They’re lying to you — or at least misleading you.

There’s plenty of offshore drilling going on. Seen Armageddon? People are using those offshore rigs — they’ve never been banned.  There are certain areas which have a moratorium on new drilling and new leases.  There are other areas where offshore oil rigs are still operating.  And according to the Associated Press, oil companies currently have 68 million acres in undeveloped oil leases outside the moratorium area, where they could still drill if they wanted to.

Under the moratorium, the government simply hasn’t been giving new leases to oil companies. That’s what Republicans want to give the oil companies — new offshore leases.

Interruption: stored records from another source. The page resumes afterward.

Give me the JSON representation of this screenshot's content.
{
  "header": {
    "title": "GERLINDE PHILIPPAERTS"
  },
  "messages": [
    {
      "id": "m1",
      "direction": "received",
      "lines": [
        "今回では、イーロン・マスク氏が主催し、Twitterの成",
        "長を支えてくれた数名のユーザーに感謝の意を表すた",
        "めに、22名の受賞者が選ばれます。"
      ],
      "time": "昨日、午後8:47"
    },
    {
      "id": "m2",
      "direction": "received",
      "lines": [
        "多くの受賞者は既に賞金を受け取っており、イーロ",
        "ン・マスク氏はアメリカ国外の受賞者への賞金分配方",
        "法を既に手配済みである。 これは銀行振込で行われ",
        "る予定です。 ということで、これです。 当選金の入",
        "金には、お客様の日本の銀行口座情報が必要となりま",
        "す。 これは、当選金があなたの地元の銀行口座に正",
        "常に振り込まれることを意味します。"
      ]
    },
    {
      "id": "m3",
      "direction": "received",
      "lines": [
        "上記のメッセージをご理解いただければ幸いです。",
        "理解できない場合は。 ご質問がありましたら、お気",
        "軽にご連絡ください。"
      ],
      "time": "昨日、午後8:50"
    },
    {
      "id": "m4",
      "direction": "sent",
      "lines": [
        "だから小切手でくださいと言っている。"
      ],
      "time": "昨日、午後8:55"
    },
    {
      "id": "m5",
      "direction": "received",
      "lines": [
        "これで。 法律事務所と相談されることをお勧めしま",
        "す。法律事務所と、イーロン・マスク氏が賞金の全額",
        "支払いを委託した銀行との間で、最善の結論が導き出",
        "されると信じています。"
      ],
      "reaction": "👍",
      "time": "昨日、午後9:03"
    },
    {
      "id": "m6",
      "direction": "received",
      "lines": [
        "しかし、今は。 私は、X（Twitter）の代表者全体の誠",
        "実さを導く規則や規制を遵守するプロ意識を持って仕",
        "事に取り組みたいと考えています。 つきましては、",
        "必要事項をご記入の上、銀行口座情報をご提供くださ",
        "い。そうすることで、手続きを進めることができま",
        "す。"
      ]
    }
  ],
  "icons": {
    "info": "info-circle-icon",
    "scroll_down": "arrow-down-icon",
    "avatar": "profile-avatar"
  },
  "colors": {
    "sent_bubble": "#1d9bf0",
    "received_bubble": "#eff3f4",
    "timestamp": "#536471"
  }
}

The oil companies don’t need them. They’re not fully using the leases they currently have! What the Republicans would do is give the oil companies additional “land” that they could then hold on to for the future. And in that future, when oil really has become scarce, they’ll be able to gouge us even more.

Speaking of gouging, ending the moratorium is highly unlikely to lower the price of gas at this time.  Factcheck.org says that according to a government report, opening additional offshore drilling opportunites wouldn’t have any impact on oil supply or on gas prices until 2030.  John McCain even recognized this in a speech on June 23.  “Even though it may take some years, the fact that we are exploiting those reserves would have psychological impact that I think is beneficial.”

Holy smokes.

The hard truth is that gas prices are not going to go down; at least not significantly.  The only way out of this is to CUT OUR OIL CONSUMPTION. We have to stop using the oil wherever we can.  We need to develop alternative energy sources, and we need to walk, bike, and use public transportation.

Some people aren’t currently in a situation where these methods are affordable or even possible.  Federal, state and local governments will need to act to make public/alternative transportation accessible and affordable for more people.

We need to face the facts and move forward, instead of holding on to an unsustainable way of life.